As it was unclear why the medicine appeared to increase the risk of heart and circulatory problems, and there was no obvious group of patients in whom the risk of these was lower, measures to reduce the risk could not readily be put in place.
Meanwhile, new indications included a paediatric extension for Novo Nordisk’s type II diabetes medicine Victoza (liraglutide), but an extension of therapeutic indication for Novartis’ Revolade (eltrombopag) to add the treatment of previously untreated patients with severe aplastic anaemia from two years of age was rejected.
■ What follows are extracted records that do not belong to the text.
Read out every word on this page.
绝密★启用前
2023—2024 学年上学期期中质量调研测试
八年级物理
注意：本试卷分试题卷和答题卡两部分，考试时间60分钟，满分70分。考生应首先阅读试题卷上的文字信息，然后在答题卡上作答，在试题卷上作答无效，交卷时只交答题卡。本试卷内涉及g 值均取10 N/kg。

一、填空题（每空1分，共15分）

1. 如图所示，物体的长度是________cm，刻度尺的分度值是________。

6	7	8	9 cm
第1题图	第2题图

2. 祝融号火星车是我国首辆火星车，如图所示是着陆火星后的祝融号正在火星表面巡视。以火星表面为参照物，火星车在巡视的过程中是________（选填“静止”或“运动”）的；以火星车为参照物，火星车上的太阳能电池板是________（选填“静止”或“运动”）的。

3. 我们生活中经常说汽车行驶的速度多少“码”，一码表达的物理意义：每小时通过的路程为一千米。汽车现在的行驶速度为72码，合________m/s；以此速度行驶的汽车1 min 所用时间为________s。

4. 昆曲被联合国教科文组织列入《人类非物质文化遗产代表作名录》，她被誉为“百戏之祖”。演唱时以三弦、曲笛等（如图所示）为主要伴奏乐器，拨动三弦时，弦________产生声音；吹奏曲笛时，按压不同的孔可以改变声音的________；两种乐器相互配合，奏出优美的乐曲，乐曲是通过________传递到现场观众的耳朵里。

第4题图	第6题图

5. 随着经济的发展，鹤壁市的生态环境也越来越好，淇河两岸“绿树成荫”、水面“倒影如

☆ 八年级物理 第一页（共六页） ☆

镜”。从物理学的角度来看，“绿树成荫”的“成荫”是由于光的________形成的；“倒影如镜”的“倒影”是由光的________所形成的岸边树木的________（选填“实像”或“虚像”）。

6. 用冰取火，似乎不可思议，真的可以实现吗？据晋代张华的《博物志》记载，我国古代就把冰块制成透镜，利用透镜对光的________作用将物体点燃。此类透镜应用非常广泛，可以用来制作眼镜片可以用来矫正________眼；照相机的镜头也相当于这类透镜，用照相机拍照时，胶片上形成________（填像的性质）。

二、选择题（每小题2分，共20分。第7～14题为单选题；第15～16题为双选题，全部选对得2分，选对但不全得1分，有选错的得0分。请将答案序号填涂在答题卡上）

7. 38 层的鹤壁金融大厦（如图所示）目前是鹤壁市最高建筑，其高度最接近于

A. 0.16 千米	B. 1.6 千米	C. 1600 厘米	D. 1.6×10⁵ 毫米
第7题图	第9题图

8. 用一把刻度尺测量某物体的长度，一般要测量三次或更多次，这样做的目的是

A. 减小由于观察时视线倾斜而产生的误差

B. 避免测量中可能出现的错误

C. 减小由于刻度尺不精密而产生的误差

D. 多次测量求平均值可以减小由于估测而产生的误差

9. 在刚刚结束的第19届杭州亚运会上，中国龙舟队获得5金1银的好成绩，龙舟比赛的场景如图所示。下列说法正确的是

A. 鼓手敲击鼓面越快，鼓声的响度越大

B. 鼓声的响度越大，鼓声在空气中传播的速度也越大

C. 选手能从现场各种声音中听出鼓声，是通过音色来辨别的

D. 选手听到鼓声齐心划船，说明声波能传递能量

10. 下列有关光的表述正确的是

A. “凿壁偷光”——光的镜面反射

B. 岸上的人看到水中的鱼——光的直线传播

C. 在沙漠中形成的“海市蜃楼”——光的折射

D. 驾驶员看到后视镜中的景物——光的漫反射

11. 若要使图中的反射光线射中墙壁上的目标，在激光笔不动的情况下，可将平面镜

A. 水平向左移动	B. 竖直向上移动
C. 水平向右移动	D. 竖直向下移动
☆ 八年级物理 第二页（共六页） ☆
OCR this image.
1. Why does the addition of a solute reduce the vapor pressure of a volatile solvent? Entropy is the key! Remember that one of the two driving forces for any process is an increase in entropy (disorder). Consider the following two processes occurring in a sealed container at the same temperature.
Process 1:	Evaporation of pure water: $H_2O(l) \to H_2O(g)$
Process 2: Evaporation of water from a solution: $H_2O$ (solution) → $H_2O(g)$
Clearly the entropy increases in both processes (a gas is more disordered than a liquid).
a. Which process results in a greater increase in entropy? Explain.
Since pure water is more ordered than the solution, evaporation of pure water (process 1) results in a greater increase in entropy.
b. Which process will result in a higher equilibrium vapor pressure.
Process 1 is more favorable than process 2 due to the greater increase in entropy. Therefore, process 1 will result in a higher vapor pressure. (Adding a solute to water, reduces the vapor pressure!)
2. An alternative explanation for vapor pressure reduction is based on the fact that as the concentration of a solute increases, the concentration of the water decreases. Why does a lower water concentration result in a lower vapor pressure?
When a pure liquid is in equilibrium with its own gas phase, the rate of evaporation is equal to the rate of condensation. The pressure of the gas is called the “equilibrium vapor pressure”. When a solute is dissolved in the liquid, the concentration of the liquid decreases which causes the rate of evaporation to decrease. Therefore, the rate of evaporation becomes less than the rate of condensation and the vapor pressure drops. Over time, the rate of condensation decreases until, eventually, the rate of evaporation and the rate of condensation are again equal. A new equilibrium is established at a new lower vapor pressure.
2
AstraZeneca bagged a positive opinion to add a self-administration option for Fasenra (benralizumab), and a new delivery method as a pre-filled, single-use auto-injector (the Fasenra pen).
The company also had a recommendation for a change to the European marketing authorisation for Forxiga (dapagliflozin) in patients with type II diabetes to include cardiovascular outcomes.
A negative opinion was also adopted for an extension of the therapeutic indication of PTC’s Translarna (ataluren) to add the treatment of patients with Duchenne muscular dystrophy who are no longer able to walk.
A positive opinion was adopted for Sanofi’s Dupixent (dupilumab), with the Committee recommending extending its approval in the EU to also include adolescents 12 to 17 years of age with moderate-to-severe atopic dermatitis, who are candidates for systemic therapy.
AbbVie/Johnson & Johnson’s Imbruvica (ibrutinib) use was extended to include adult patients with previously untreated chronic lymphocytic leukaemia (CLL), when in combination with obinutuzumab.
Other extensions of indication recommended were for Cyramza, Ebymect, Edistride, Fiasp, Flebogamma DIF, Tecentriq, Xigduo and Zinforo.
The Committee also announced the start of re-examination of recommendation for Xyndari (glutamine), as the applicant requested a re-examination of the negative opinion adopted at the May 2019 meeting. The CHMP will now re-examine the opinion and issue a final recommendation.
The agenda of the June 2019 meeting is published on EMA’s website, and the minutes of the May 2019 CHMP meeting will be published in the coming weeks.